The silent soldier continued his patrol around the city center. Snow was falling, but it was still too warm to stick to the roads. The grass and the tree branches were beginning to accumulate the white powder. It was a stark contrast to the dark night. Few street lights remained in the area, but it didn’t matter to the soldier, equipped with his standard night vision glasses. The commanders’ glasses had extra features, most still a mystery to the general public.
He turned the corner at Main, looked left and right and continued north. It had been nearly a year since protesters tried to enter the Capitol. Nearly a year since 8000 unarmed, peaceful protesters were slaughtered on the steps of the Capitol. Of course, the news reports stated a different story. Capitol Thwarts Ambush by Thousands of Armed Terrorists. This sparked the gun-ban that was quickly passed and made into law. Soldiers slowly started replacing the police force who refused to confiscate the citizens’ guns. Within six months of the new law, the Capitol announced that they had acquired over 95% of the citizens’ gun and declared anyone found with a firearm would be considered a terrorist and shot on sight. After that declaration “Safe Drop Zones” were added throughout the major cities for people to turn in their weapons without penalty. That’s how it was portrayed to the general public; however, each person who dropped at a safe zone was questioned in great detail and then released to return home. Within a week, a garrison would arrive in that person’s neighborhood and begin constant patrols.

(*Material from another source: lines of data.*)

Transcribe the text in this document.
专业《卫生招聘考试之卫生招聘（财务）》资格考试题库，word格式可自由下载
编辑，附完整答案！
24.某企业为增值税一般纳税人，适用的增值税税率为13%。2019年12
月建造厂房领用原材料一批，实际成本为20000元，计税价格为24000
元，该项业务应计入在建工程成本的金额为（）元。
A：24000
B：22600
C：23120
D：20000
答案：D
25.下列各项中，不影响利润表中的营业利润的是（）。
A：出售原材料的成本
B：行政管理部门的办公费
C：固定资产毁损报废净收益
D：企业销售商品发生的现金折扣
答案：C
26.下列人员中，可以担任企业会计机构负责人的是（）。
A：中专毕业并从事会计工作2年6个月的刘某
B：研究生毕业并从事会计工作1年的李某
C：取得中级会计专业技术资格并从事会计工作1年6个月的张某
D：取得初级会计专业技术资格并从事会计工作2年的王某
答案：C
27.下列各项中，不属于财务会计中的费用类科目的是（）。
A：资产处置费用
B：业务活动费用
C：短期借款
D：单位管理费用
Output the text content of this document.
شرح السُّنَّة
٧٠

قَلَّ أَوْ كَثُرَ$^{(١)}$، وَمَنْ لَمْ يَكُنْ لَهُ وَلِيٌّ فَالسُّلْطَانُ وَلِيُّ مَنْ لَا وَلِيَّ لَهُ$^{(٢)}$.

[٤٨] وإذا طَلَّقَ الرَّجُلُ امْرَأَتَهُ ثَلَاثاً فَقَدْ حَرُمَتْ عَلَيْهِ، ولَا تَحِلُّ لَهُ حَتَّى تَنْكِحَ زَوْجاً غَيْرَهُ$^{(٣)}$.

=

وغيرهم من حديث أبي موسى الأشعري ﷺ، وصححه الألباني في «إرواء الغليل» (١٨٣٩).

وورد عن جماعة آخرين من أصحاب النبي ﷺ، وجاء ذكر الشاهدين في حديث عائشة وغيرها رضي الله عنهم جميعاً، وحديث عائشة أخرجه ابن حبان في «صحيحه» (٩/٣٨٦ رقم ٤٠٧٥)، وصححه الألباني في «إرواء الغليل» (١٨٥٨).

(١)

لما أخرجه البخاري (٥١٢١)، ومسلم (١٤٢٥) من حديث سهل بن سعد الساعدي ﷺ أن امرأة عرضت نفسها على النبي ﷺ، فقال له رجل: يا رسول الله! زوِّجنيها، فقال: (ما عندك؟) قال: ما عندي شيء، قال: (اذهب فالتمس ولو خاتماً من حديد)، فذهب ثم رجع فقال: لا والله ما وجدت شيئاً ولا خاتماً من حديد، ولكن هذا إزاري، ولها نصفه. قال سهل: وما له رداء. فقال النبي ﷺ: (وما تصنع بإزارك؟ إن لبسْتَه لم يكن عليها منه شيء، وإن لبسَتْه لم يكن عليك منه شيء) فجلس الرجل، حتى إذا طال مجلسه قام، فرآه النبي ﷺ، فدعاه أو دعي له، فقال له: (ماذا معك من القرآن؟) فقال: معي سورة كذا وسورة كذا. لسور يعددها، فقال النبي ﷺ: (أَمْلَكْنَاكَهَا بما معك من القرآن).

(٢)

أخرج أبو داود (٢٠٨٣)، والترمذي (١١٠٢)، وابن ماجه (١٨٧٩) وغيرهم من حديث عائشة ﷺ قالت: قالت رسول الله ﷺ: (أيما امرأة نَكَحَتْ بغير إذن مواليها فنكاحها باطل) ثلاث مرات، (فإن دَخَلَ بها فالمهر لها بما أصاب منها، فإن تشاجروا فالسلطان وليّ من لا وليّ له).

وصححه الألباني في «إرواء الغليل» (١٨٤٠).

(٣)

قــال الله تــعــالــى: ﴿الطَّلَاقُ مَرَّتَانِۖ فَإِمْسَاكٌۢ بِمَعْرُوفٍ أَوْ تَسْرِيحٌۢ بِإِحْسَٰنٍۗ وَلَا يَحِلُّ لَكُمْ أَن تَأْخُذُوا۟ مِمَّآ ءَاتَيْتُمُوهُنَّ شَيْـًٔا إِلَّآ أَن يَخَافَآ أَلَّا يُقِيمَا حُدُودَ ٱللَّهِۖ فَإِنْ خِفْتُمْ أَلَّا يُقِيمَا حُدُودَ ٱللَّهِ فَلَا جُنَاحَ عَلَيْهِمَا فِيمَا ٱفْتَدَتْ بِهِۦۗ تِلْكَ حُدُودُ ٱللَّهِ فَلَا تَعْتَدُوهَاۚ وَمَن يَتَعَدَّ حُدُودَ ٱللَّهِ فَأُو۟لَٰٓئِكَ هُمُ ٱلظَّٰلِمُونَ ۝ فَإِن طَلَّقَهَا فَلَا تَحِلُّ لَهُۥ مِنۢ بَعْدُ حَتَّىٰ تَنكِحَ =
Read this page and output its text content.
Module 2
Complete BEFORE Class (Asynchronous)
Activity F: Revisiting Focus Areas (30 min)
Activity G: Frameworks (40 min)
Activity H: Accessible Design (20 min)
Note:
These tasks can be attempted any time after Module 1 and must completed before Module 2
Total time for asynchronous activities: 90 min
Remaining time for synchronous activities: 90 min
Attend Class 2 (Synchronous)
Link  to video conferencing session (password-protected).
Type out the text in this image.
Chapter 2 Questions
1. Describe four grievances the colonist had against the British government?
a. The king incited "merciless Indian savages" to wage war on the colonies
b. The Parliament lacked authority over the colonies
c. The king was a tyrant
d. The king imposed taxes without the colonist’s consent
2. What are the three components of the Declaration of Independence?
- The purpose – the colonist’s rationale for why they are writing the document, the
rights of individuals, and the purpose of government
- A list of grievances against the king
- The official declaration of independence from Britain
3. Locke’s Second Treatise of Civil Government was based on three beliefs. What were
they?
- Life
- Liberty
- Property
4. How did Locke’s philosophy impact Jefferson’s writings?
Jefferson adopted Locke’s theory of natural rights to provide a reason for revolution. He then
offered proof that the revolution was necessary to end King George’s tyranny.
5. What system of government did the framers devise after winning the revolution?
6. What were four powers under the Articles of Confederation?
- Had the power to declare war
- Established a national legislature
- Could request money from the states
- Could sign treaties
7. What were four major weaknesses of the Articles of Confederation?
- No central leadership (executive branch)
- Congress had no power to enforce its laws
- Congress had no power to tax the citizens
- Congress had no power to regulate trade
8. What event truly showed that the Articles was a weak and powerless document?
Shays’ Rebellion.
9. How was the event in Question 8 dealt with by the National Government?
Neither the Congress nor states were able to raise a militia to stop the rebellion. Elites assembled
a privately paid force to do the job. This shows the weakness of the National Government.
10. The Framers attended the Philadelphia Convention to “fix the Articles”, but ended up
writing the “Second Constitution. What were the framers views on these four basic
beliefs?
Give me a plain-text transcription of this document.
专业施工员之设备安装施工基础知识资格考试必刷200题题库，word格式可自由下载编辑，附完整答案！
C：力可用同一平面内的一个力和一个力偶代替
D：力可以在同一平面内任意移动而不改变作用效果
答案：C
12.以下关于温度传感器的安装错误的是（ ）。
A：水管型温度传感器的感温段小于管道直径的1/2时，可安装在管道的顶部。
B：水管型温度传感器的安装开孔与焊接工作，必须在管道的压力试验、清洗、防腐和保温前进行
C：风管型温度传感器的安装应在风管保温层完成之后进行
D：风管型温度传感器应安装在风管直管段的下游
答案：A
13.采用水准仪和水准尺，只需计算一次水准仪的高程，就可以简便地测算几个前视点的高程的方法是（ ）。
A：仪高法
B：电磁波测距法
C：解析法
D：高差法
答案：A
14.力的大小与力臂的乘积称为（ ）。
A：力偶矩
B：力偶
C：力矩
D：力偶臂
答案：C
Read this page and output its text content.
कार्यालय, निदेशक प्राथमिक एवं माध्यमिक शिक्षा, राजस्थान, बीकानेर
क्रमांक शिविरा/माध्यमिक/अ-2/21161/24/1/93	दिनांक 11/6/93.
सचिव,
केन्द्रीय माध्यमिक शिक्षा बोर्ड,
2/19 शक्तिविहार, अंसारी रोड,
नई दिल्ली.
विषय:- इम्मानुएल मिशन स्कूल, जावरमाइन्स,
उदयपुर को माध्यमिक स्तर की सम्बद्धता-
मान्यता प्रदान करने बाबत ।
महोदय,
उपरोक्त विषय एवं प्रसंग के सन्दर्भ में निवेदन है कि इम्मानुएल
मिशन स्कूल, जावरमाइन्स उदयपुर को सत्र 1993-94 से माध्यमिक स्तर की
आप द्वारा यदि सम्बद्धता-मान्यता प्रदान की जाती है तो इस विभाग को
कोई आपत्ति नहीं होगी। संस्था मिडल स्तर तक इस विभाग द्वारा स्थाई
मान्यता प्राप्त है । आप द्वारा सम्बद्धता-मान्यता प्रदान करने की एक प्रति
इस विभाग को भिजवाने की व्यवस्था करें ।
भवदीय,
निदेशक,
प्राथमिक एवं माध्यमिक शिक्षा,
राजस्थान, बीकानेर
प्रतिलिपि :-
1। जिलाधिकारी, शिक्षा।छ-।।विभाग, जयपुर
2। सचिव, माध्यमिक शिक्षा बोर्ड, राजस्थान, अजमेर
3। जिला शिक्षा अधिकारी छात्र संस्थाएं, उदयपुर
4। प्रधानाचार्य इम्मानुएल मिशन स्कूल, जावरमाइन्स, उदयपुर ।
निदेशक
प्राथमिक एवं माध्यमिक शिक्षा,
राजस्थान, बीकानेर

Another turn down North Street. Sometimes the quiet was welcoming, but tonight, something felt off. Maybe it was the first snow of winter, but the soldier couldn’t shake that it was something more.
A strong gust made the snow whirl around, looking much grander than it actually was. A single sheet of paper swirled up in the snow. At first the soldier ignored it, but as he neared where the sheet had landed, he noticed the bright red symbol of the Capitol, but something seemed off.
He bent slowly, never really looking down, the way he was trained, and grabbed the paper. As he rose, his suspicions about the evening were confirmed. He collapsed, his face landing in the grass. A bright red stained the snow and the soldier took his last breath, the single sheet of paper slipped from his lifeless hand just as another gust of wind blew and directed the paper to the stairs of the Capitol.